Mahama, who may have taken a cue from the absence of the leaders of the New Patriotic Party (NPP), which boycotted the occasion over allegation that the president's mandate was a stolen one, said the success or failure of Ghana is in the hands of the citizenry.
Mahama, who was sworn-in yesterday for another four-year tenure before a large crowd at the Black Star square, pledged to improve the quality of education, create more employment opportunities and provide good health services to the Ghanaian people, including those who did not vote for him and do not share his religious conviction.
Twelve African Heads of State including President Goodluck Jonathan of Nigeria, Jacob Zuma of South Africa graced the event lending it the credence of being Pan African union of some sort, which Mahama used to urge his opponents to see his victory from the 'limitlessness of the potentials of Ghana and not from powerlessness of their defeat'.
President Mahama came to power following the sudden death of the former president, John Attah Mills in July last year. Mahama was Ghana's vice-president.
Hailed by the capacity crowd as he spoke at the Black Star square, the new president of Ghana said: 'in the last fifty five years, Ghana has made tremendous progress but also there is no denying the fact that Ghana is still a young country and every young country goes through its share of instability and difficulties as it struggles to find direction towards prominence. Over the course of the last four years, a tremendous amount of work has been done and there is still a tremendous amount of work still to be done. More jobs must be created, more roads must be built. Bridges, schools and hospitals must be built. Infrastructure that have been established must be strengthened.
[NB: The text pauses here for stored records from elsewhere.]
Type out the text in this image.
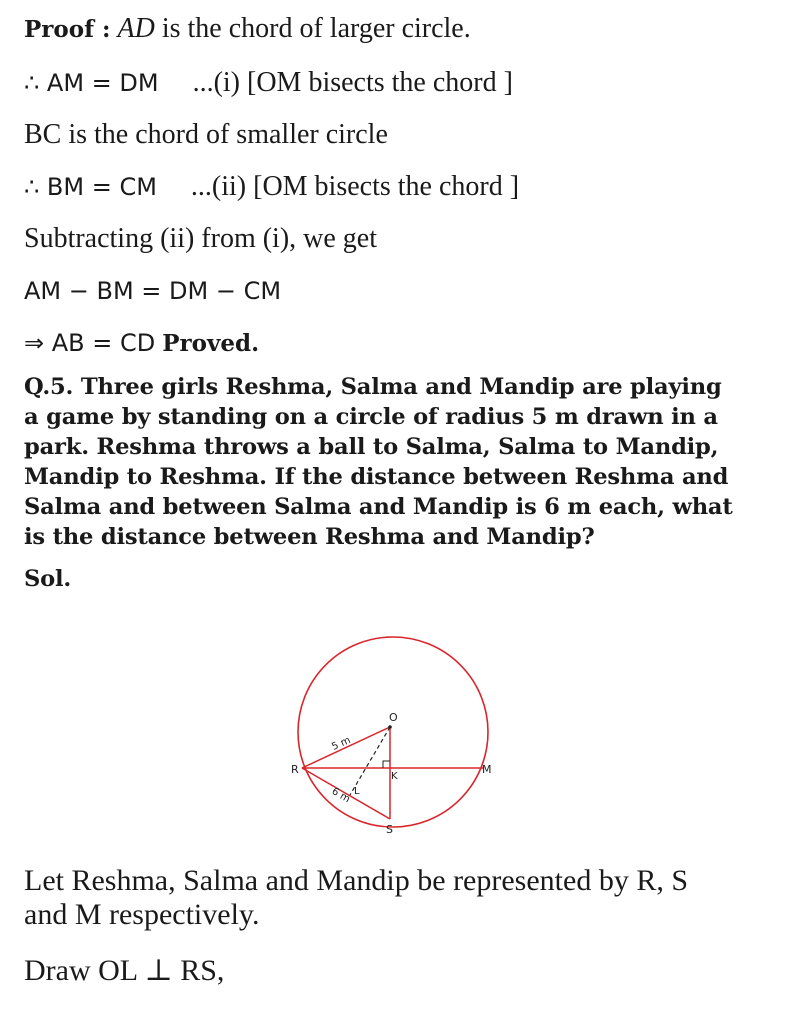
Proof : AD is the chord of larger circle.
∴ AM = DM ...(i) [OM bisects the chord ]
BC is the chord of smaller circle
∴ BM = CM ...(ii) [OM bisects the chord ]
Subtracting (ii) from (i), we get
AM − BM = DM − CM
⇒ AB = CD Proved.
Q.5. Three girls Reshma, Salma and Mandip are playing
a game by standing on a circle of radius 5 m drawn in a
park. Reshma throws a ball to Salma, Salma to Mandip,
Mandip to Reshma. If the distance between Reshma and
Salma and between Salma and Mandip is 6 m each, what
is the distance between Reshma and Mandip?
Sol.
O
R	M
K
L
S
5 m
6 m
Let Reshma, Salma and Mandip be represented by R, S
and M respectively.
Draw OL ⊥ RS,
Speaking on behalf of other visiting African leaders, the chairman of African Union (AU) and president of Benin Republic, Yaya Boni extolled Ghana's democratic virtues and promised that other African countries would work hard to support and emulate the shining examples of Ghana.
Ghana's opposition party, New Patriotic Party (NPP) boycotted the swearing in, saying Mahama won the election fraudulently.
He won the election with 50.7 per cent of the vote against NPP's Nana Akufo-Addo's 47.7 per cent which was enough to avoid a run-off.
NPP is currently challenging the election result at the Supreme Court.
Meanwhile, former Governor of Lagos State, Bola Tinubu, has said that Mahama has what it takes to lead Ghana.
Tinubu in statement made available to THISDAY last night, praised Ghanaian democracy, saying that it remains a signpost of good governance and democratic values which Africa is in dire need of.
He noted that the transition from democracy to democracy in the West African country marked a sparkling moment in the history of the country.
He noted that Nigeria's electoral system was overdue for a biometric voting system.
"Our electoral system needs an overhaul. Ghana has shown the way. Nigeria and other African nations must follow the lead."
Also, the Speaker of the Parliament of the Economic Community of West African States (ECOWAS), and Deputy Senate President, Senator Ike Ekweremadu, charged Mahama to unite the different shades of political interests in his country by running an inclusive government.
Ekweremadu, in a goodwill message to the president and people of Ghana stated that Mahama's emergence as winner in the country's last general election should be seen as "rendezvous with destiny."
Ekweremadu also urged the President to take another look at the Ghana Investment Promotion Centre Foreign Investment Act, 1994 and the recurring issues arising from it with a view to ensuring the protection of the businesses of all West African nationals in the spirit of integration and relevant ECOWAS Protocols.